The forum is taking place in Dallas, Texas, (Feb. 28–March 2), and the results were presented by Antje Bischof, MD, from the University of California, San Francisco (UCSF).
The presentation was titled “Accelerated Cord Atrophy Precedes Conversion to Secondary Progressive Disease in Relapsing Multiple Sclerosis.”
Magnetic resonance imaging (MRI) has been a useful tool to assess potential markers of disease progression and disability. MRI studies in MS patients show that a decreased spinal cord area is strongly associated with increased disability, and suggest that the spinal cord area can distinguish relapsing from progressive forms of MS.
However, the use of spinal cord atrophy (shrinkage) as a biomarker for MS disease disability and type needs to be studied further.
To address this gap, researchers at UCSF conducted a longitudinal study — meaning a study involving repeated examination of the same measures, in the same people, over a certain period of time. The study, started in 2004, evaluated spinal cord atrophy in MS patients through MRI scans over the course of 12 years.
In total, 54 RRMS patients who converted to SPMS during the 12-year observation period were analyzed. These patients were matched, based on demographic and clinical criteria, to 54 other RRMS patients who did not convert to SPMS during the same time period. In addition, 54 age- and sex-matched healthy individuals (the control group) were evaluated.
Based on brain MRIs, which included the upper spinal cord part called the C1 level, researchers analyzed brain volume and spinal cord area at C1 level to determine whether changes in these parameters could distinguish between RRMS patients who did and those who did not convert to SPMS during the observation period.

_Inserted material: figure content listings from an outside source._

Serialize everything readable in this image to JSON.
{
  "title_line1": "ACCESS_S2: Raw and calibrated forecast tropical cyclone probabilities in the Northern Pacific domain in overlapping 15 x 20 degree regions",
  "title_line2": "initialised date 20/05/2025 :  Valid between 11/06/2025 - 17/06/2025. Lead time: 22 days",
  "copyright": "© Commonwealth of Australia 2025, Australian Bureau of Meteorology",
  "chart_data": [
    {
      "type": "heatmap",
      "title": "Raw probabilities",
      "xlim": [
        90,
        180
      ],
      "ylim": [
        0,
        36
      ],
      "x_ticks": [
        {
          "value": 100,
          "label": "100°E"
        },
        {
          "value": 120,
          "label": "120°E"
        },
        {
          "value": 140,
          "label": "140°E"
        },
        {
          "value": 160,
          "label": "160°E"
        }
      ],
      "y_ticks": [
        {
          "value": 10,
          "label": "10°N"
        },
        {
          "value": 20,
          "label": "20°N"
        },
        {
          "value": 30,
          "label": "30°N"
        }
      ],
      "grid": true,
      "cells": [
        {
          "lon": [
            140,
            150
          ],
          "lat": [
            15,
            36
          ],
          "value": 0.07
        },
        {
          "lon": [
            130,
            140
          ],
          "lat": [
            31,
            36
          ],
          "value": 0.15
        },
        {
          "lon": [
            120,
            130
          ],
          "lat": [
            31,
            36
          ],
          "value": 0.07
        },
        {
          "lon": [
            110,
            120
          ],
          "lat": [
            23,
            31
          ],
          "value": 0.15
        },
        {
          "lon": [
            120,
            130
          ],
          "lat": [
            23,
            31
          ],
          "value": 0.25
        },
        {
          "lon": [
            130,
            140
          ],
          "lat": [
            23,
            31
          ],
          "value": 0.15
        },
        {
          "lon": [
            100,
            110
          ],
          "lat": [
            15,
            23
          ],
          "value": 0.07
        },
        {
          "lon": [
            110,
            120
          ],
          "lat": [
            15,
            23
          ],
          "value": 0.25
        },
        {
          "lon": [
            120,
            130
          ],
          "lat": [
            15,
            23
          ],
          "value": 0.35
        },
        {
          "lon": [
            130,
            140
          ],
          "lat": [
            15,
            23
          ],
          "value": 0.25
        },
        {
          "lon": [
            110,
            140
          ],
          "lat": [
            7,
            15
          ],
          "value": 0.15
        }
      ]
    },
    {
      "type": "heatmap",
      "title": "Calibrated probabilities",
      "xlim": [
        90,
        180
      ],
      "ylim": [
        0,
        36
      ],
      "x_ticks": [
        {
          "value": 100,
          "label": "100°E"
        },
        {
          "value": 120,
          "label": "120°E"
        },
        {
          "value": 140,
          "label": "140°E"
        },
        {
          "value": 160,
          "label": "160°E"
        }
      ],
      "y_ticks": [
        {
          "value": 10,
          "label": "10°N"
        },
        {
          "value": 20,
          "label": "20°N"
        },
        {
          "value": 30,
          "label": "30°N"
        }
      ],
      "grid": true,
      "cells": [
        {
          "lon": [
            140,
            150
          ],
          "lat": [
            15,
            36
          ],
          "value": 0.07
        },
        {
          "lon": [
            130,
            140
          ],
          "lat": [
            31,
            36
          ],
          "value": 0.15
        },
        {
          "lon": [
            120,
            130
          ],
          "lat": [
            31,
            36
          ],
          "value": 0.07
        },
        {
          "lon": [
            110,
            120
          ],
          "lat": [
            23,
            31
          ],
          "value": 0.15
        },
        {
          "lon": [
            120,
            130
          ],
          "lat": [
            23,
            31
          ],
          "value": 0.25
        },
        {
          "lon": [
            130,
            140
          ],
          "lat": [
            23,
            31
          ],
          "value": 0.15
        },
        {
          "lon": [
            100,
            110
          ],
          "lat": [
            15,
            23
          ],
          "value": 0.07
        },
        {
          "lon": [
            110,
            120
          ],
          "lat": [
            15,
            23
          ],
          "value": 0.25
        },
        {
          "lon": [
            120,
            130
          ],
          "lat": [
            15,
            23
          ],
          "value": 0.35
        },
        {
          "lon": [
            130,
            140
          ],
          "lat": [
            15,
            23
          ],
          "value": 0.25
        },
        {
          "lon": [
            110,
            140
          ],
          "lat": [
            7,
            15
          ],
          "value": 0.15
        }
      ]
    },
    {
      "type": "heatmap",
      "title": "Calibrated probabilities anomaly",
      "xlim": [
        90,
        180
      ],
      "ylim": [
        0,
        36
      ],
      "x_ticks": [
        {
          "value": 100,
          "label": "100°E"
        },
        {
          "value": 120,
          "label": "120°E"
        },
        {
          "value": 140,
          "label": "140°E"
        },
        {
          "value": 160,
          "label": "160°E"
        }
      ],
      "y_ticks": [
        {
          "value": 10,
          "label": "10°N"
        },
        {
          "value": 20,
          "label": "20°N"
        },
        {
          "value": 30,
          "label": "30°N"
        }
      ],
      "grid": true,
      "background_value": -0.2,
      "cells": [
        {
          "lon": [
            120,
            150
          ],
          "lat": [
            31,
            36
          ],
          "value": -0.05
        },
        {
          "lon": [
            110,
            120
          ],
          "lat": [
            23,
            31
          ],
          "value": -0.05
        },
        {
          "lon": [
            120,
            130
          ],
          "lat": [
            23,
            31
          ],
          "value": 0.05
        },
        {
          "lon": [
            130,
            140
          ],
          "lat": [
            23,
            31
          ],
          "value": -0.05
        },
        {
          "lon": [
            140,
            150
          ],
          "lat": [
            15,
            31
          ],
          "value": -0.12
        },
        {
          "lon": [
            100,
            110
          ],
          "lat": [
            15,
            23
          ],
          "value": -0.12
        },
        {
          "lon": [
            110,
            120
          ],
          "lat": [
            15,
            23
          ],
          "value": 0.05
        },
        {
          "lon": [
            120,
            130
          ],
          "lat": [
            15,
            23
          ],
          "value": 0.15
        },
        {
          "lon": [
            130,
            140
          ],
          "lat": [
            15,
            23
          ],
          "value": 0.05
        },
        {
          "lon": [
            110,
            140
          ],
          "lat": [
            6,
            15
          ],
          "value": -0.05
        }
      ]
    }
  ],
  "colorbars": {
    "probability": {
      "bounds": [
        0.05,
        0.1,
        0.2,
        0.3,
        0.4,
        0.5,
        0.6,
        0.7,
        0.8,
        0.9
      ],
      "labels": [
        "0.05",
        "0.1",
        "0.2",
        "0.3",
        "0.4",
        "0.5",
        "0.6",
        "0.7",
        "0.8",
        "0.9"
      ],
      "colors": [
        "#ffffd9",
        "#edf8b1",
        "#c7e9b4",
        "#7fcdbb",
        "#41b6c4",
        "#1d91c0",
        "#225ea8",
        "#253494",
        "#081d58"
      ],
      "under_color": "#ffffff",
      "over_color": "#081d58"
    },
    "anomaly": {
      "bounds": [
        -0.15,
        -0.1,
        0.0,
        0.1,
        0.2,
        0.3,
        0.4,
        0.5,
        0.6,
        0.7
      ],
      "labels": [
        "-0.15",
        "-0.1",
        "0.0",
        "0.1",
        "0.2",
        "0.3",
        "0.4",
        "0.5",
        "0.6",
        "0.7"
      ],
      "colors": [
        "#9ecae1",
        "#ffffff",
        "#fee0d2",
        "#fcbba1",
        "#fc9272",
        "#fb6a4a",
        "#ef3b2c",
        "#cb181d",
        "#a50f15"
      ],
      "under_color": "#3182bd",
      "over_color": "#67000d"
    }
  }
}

Results showed that patients who converted to SPMS had accelerated rates of spinal cord atrophy before conversion to a progressive disease course (atrophy average of 2.15% per year), compared to their RRMS matches who did not convert to SPMS (atrophy average of 0.74% per year).
Importantly, Bischof noted that this difference in rate of spinal cord atrophy could be detected up to four years before conversion to SPMS.
In contrast, measures of brain atrophy or white matter lesions — including lesion volume, and regional and global brain volumes at baseline and over time — did not discriminate between the two groups.
Furthermore, according to Bischof, relapse rate, disease duration, the presence of new or enlarging lesions, and the use of disease-modifying therapies also did not discriminate RRMS patients who converted to SPMS from those who did not convert.
Based on the results, Bischof concluded that “cervical cord atrophy (C1 level), as obtained from routine brain MRI, is a strong indicator of impending conversion to SPMS.”
The researchers suggested that “cervical atrophy rate at C1 level could be used as a prognostic marker to study the role of genetic, environmental, and immune variables on MS, and to measure the long-term impact of treatment in clinical trials.”
In addition, Bischof suggested that C1 atrophy also could be used in “early stratification [classification] of patients at risk for severe disability to guide individualized treatment decisions.”
Overall, according to the team, the annual rate of cervical cord tissue loss is “the strongest indicator among currently available imaging markers” of conversion from RRMS to SPMS.